The SQL Layer heavily relies on clustering related rows from different tables using a concept called Table-Groups. Logically, Table-Groups organize a set of user-defined tables into a hierarchy that reflects an object structure: a CUSTOMERS table will be the parent of an ORDERS table, which will be the parent of the ITEMS table:
CUSTOMERS
|
+--- ORDERS
|
+--- ITEMS
Tables from the logical schema cannot be arbitrarily interleaved: the child table must have a foreign key to its parent table.
This Table-Group definition is then reflected in the physical organization of data.

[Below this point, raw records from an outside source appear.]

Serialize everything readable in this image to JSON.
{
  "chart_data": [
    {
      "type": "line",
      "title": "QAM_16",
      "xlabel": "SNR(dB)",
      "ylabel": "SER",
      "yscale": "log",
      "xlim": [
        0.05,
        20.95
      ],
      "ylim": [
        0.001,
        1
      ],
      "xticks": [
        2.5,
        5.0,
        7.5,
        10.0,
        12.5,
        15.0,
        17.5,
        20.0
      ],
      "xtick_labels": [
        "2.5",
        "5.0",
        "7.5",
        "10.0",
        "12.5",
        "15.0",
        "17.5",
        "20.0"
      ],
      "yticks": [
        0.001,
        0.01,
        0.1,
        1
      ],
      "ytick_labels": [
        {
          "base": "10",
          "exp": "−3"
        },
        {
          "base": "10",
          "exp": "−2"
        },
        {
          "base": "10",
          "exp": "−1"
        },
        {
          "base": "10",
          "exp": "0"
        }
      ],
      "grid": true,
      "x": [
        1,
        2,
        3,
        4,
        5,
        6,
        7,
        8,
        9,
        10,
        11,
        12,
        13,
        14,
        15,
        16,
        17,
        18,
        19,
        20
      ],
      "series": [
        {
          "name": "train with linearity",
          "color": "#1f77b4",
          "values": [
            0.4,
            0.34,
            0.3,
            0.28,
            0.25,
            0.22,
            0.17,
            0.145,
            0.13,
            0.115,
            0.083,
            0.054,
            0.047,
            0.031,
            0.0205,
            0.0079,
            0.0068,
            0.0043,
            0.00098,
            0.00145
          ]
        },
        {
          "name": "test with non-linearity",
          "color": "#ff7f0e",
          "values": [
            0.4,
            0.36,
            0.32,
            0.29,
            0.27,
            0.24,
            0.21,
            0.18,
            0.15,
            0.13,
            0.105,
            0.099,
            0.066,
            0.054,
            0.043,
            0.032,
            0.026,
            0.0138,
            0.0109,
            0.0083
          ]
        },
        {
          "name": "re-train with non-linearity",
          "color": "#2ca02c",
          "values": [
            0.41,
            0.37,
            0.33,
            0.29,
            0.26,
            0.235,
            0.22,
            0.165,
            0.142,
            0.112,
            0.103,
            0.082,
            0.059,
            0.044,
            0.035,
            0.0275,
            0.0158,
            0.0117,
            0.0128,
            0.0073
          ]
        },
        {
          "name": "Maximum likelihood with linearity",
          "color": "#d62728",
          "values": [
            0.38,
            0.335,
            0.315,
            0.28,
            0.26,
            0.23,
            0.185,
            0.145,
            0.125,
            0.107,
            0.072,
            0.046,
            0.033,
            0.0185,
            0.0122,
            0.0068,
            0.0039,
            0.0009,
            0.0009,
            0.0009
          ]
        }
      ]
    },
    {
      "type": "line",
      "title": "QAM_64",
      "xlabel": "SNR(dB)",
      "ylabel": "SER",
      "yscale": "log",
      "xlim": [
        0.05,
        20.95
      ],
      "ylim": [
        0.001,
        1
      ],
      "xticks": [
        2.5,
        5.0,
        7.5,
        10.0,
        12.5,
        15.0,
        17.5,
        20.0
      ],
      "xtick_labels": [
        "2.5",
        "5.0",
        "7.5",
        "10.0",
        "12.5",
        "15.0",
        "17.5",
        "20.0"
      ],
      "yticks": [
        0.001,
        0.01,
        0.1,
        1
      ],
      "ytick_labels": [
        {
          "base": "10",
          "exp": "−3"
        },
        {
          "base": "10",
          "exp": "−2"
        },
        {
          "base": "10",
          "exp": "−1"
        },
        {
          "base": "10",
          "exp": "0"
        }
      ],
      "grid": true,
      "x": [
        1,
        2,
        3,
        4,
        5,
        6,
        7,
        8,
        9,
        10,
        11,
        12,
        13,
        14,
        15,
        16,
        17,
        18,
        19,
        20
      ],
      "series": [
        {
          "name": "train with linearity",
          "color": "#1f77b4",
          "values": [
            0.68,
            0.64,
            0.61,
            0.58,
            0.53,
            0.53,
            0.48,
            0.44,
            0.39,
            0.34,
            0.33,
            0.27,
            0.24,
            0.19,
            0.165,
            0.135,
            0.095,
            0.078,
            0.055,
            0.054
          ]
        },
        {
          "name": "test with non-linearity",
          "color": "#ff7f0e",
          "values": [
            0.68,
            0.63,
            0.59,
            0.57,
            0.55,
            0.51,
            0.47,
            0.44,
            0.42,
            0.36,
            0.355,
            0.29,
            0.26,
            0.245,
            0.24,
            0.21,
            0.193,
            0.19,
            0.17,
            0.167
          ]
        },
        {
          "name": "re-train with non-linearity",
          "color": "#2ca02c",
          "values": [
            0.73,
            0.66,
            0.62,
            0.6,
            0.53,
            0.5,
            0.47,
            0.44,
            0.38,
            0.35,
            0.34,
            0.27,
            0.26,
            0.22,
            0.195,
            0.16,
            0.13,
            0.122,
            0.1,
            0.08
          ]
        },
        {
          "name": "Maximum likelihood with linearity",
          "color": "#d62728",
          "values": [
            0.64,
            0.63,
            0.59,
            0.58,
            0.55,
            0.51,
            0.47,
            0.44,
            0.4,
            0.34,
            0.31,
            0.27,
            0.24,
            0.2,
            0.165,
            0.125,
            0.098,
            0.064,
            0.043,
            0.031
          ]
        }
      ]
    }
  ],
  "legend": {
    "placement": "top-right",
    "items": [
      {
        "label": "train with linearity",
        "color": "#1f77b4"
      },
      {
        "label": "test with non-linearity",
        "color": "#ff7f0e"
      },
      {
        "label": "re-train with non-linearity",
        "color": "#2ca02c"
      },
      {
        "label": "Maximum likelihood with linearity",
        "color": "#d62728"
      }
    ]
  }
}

Related rows from the tables are stored in a hierarchy, interleaved according to the Table-Group structure, where each child table rows are clustered with and interleaved with its parent(s) rows: ACUSTOMER row is stored followed by its first ORDER row, followed by that order’s ITEMS, followed by the next ORDER and ITEMS for that customer, thereby reflecting the hierarchy of the tables:
CUSTOMER ROW
ORDER ROW
ITEM ROW
ITEM ROW
ORDER ROW
ITEM ROW
CUSTOMER ROW
ORDER ROW
ITEM ROW
...
Rows that belong to the CUSTOMER object are clustered together, effectively pre-joining the data. This clustering is critical to minimizing latency and allows direct object access alongside the SQL access.
Taking advantage of this hierarchical row storage requires an algebra and query execution operators that are Table-Group or Clusteringaware. Our GroupScan operator efficiently joins a parent table with descendant tables. Other operators leverage clustering information in indexes, such as the Index Intersection that can intersect indexes from different tables in a Table-Group.